Он, еле сдерживая себя, как молния промчался по участку, лишь на задах увидев единственный, сиротливо жавшийся к забору, куст, напоминавший пион, но почему-то с листвой синего цвета и с цветком размером с хороший арбуз. Цветок испускал одуряющий аромат, и Сергей помчался в дом.
Алиса, Ульяна и Ратибор остались за забором, и он был благодарен им за это. Никакой помощи не требовалось, наоборот, любые взгляды, особенно сочувствующие, сейчас только мешали.
Дома все было так, будто родители покинули его совсем недавно. Идеальный, насколько это возможно порядок – мамин пунктик, никаких следов борьбы. Гостиная, например, вообще не пострадала, даже гжельские безделушки кое-где висели на стенах. То же самое было в кухне, а вот спальня оказалась завалена рухнувшей внутрь дома крышей.
– Сергей, ну что там? – раздался с улицы крик его подруги. – Тут даже трава, по-моему, волнуется!
Сергей ничего не ответил, методично продолжая обшаривать комнаты. И когда уже почти отчаялся, обнаружил в закутке под лестницей, ведущей на второй этаж, листок бумаги. Он был небольшой, наспех вырванный из блокнота.
«Сережа, мы живы. Трава боится холода. Уходим на юг, в горы. Место знаешь. У нас есть что рассказать. До встречи. Целуем. Папа, мама».

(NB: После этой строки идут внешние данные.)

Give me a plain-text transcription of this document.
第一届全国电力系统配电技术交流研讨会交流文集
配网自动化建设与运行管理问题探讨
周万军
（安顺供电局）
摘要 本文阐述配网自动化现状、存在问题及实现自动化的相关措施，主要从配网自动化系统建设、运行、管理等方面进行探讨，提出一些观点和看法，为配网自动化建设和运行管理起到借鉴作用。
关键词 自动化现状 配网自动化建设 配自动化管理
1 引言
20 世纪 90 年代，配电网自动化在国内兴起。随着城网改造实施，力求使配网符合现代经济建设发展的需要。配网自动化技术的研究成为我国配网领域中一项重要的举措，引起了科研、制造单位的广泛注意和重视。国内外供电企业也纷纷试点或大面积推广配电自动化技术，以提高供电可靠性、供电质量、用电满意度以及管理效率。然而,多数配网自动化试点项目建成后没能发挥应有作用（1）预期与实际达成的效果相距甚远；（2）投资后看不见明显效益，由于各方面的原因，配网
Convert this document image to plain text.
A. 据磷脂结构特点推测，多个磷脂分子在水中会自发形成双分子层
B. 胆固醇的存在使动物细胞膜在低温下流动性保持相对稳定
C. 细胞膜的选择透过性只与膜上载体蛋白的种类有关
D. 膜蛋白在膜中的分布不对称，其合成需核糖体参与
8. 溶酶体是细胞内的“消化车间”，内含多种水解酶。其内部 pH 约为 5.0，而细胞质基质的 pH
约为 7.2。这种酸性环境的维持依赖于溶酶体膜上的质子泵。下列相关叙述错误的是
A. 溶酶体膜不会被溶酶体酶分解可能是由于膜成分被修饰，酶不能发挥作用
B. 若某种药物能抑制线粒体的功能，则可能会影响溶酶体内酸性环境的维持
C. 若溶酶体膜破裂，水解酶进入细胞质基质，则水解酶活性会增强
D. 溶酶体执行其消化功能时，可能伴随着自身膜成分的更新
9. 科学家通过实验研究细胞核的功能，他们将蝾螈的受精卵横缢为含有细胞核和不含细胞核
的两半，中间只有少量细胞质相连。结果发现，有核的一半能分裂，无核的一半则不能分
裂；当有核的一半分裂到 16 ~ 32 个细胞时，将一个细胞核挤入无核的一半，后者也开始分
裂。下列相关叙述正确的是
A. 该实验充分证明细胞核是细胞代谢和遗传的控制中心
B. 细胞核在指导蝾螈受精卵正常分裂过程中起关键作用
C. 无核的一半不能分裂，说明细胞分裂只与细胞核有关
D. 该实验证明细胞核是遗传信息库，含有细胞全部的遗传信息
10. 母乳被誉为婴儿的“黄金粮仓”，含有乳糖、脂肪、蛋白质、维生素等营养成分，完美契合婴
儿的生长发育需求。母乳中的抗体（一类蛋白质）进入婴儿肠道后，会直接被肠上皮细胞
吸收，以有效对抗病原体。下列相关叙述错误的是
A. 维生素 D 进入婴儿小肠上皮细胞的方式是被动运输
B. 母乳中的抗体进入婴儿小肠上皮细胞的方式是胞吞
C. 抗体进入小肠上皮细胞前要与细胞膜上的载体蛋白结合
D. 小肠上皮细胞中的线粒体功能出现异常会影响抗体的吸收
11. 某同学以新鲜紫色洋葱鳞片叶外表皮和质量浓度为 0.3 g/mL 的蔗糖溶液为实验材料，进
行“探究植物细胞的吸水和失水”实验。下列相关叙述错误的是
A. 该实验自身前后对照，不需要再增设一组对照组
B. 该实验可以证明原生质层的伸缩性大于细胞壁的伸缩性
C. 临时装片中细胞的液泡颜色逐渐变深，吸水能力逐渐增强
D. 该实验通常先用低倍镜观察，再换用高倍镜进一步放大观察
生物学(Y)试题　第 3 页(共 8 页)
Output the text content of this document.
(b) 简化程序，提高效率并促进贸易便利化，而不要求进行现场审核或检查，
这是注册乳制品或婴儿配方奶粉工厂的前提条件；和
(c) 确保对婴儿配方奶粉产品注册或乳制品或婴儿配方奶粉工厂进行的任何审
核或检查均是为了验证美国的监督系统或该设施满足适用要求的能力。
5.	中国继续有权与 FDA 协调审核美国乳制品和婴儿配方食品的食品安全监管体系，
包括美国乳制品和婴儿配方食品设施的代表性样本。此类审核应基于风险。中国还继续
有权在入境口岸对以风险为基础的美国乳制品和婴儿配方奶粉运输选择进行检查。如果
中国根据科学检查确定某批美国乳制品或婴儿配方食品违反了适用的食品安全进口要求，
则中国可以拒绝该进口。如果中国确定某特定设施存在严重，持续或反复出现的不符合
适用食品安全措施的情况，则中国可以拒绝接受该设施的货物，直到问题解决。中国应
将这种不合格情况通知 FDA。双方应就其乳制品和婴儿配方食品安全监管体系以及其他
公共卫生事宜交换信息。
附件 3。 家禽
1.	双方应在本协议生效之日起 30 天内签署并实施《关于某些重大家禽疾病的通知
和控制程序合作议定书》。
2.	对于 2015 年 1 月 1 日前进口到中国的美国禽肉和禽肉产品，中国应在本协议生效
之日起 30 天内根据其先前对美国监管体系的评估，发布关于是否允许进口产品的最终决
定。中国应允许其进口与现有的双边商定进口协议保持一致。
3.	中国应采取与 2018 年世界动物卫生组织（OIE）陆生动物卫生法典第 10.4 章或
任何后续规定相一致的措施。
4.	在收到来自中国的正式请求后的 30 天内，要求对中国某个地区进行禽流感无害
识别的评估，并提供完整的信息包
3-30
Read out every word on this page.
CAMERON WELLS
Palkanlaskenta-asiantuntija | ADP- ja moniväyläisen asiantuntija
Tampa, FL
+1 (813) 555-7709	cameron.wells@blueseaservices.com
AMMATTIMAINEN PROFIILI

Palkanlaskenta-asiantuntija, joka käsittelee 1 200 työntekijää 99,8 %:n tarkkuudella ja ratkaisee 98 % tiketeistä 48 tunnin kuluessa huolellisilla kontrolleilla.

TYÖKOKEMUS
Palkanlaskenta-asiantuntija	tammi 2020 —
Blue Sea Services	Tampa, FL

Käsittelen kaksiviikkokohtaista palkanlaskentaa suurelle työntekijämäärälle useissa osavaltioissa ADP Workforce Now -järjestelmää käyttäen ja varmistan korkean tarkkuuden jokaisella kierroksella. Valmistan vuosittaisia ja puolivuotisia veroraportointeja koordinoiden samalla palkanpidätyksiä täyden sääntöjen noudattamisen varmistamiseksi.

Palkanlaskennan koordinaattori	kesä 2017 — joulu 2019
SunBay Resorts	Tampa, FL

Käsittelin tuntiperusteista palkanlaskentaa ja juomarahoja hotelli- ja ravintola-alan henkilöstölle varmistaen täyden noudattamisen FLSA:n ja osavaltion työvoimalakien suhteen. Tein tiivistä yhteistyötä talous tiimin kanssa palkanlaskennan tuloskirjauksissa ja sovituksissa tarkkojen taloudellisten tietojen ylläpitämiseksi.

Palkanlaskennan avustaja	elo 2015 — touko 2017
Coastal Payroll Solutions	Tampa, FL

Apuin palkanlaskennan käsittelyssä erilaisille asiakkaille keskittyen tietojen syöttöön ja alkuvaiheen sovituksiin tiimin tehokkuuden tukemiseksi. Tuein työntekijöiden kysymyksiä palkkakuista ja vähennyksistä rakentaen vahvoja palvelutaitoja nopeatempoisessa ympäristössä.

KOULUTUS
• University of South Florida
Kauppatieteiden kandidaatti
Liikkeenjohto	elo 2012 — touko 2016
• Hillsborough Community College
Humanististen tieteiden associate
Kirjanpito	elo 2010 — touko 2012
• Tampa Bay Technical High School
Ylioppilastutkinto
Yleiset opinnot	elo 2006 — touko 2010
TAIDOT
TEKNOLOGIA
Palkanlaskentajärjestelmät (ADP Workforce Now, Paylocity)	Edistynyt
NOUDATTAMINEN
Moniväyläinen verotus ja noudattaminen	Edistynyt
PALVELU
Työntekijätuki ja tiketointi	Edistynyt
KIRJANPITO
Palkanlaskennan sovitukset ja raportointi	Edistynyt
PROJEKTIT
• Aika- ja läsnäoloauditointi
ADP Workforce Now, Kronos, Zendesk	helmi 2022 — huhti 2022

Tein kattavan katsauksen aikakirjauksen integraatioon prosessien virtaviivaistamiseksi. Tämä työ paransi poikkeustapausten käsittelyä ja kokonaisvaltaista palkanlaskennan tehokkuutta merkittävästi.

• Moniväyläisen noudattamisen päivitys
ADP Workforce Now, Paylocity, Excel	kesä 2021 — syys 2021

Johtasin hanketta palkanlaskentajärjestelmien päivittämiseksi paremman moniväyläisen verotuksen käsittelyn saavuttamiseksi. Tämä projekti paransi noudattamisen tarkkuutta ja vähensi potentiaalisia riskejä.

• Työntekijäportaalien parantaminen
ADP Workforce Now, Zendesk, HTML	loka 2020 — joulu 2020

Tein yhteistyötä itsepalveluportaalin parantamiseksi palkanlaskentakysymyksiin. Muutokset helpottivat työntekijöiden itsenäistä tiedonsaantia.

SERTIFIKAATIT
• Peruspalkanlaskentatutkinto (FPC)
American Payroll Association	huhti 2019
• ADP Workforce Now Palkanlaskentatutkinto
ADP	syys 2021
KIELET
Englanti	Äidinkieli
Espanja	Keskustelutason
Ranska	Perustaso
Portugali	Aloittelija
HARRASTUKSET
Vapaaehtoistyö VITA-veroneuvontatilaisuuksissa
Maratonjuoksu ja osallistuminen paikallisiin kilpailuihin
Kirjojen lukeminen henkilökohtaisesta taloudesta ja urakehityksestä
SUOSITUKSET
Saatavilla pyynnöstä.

Фразы были короткие и почерк быстрый, однако было не похоже, что записка писалась, что называется, под угрозой расстрела. Сергей дочитал до конца и без сил опустился на пол. А губы сами собой растянулись в торжествующую улыбку.
Живы! Не превратились в цветы! Не убиты шайками бандитов! Живы! Теперь и самому можно было начинать жить!
Известное ему место было в Приэльбрусье. Практически рядом с первой станцией канатной дороги стояла небольшая гостиница, которую родители любили и в которой часто останавливались, если приезжали в долину реки Баксан покататься на лыжах и побродить по окрестным ущельям.
Скорее всего, трава добралась и туда, но папа и мама вполне могли оставить весточку – где их искать дальше. Сергей понял, что возможно придется подниматься до станции «Бочки», которая находилась на высоте без малого четырех километров, и где даже летом лежал снег. Трава туда точно не полезет!
Оставалось только выжить, чтобы дойти. А это было непросто – он понимал, что бросать начатое дело на половине пути нельзя. Раз возникла мысль, что случайно подвернувшиеся корешки необходимы Великому Корню, значит их надо отдать. Хуже, по крайней мере, точно не будет.
Он еще раз прочитал записку, а затем аккуратно сложил ее и спрятал в карман.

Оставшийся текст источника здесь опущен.